ATT brings everything into our offices now. 25 percent of our email, and all through their lines. 100 percent of the bandwidth for everything on a wire, including the TV. Our landline numbers, the ones which rarely ring anymore in the era of email but always can open our door to new business. 512-331-0075 has been in the public eye so long that a transition to a cell-only number seems unthinkable. We pay for extra support and maintenance on these relics -- our headquarters is smack in the middle of some of the oldest and messiest copper in Northwest Austin.

As I write, the second ATT truck of the afternoon cruises our street. Matt (they all have names you should use) is unsnarling and fixing a network pedestal at the property next door. This hub controls our telecomm and that of a half-dozen other addresses in the area.

I'd call these residential issues -- our office is in the midst of a a stately 40-year-old neighborhood in one of Austin's oldest high tech corridors. But when I register our trouble ticket for the phone llne, ATT says in its recording we are a Major Business Account. I don't question that designation, because it gets us to the head of the line with a human being. Broadband service, sadly, doesn't enjoy this distinction. ATT considers us consumer-grade customers, even as we work with an 18GBit download speed.

Take this checklist and answer honestly to see how much you must do to survive calamity.

  • Did you recently cancel support for software still crucial to the business, but now on a "declining" platform of the 3000?
  • Is your support provider working within a Service Level Agreement -- so you know how much the "increasing impact of a system costs" after an outage of one hour, or four, or 8 or 12 or a day or a week? What's the pain and cost of each of these downtime periods?
  • When you place a support call, how soon to talk with an agent, human being or expert on your system?
  • Do you have redundant hardware in place for when a computer does offline -- and is it hot-standby, or not?

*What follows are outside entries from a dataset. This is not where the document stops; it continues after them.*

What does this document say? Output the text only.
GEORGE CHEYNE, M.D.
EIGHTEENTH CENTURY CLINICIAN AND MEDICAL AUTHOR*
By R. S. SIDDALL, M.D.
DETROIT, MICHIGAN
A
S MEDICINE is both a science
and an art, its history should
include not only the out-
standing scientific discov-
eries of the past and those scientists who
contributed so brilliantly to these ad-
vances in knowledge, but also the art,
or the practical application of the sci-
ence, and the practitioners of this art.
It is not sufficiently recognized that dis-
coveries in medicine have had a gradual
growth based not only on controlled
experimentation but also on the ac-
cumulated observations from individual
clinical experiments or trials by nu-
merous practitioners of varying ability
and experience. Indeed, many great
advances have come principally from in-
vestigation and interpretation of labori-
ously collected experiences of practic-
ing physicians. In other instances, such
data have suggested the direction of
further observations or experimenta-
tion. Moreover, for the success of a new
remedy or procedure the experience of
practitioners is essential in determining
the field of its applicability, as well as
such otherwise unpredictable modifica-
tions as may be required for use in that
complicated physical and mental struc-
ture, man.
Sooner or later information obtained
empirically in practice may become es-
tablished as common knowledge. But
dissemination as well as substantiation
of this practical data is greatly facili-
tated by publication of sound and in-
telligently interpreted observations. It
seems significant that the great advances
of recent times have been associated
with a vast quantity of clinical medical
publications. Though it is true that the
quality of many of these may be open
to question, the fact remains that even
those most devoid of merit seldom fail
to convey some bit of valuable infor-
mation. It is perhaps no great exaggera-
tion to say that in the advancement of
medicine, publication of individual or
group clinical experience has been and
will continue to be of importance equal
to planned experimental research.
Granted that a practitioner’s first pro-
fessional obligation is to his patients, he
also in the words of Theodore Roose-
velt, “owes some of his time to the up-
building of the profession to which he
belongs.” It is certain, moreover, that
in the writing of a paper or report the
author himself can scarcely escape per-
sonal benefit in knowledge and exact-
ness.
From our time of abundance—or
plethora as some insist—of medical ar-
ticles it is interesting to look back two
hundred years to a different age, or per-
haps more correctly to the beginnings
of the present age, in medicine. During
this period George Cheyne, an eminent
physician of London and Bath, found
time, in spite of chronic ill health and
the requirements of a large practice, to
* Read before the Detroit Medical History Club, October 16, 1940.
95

Perhaps most importantly, how long has it been since your DR plan has been tested? By a test, I don't mean the last time you needed it to work. Those reports are costly. This is a controlled event that yields a lot of documentation on the success of your DR-MTTRO plans. Foster pointed this out

Here at the Newswire we're light on our docuementation. I could write out for my partner how we recover from calamity internally -- the locations of our backups, the process to restore, the way to transfer a full backup onto reserve hardware. Who we call when we cannot resolve it ourselves. How the telecomm is supposed to work. We have religion to do that today, but you can't just drop that kind of information into the hands of your best sales person, chief muse and dreamer, or even a veteran office manager who's unfamiliar with the fundamentals of problem resolution.

This can happen inside a 3000 shop, one with other environments like Linux and Windows at work. Our partner and friend Alan Yeo had a UPS calamity with his power last month, and it was five days before the affected 3000 went back into service. This is an organization with more than 30 years of 3000 and IT background that presumed a UPS could keep a system online -- instead of permit the server to be fried, while other computers all around escaped that fate.

And so, Alan is preparing an article entitled, "Do you want fries with that?" in his set of cautions. Electricity is about the only essential service that hasn't rolled over on us over the last week. Without it there's the coffee shop, alternative business allies nearby (like our friend Candace's personal coaching service). We called her as a backup to the Spurs game tonight, too -- just before ATT's broadband repair succeeded after six hours of heroic effort.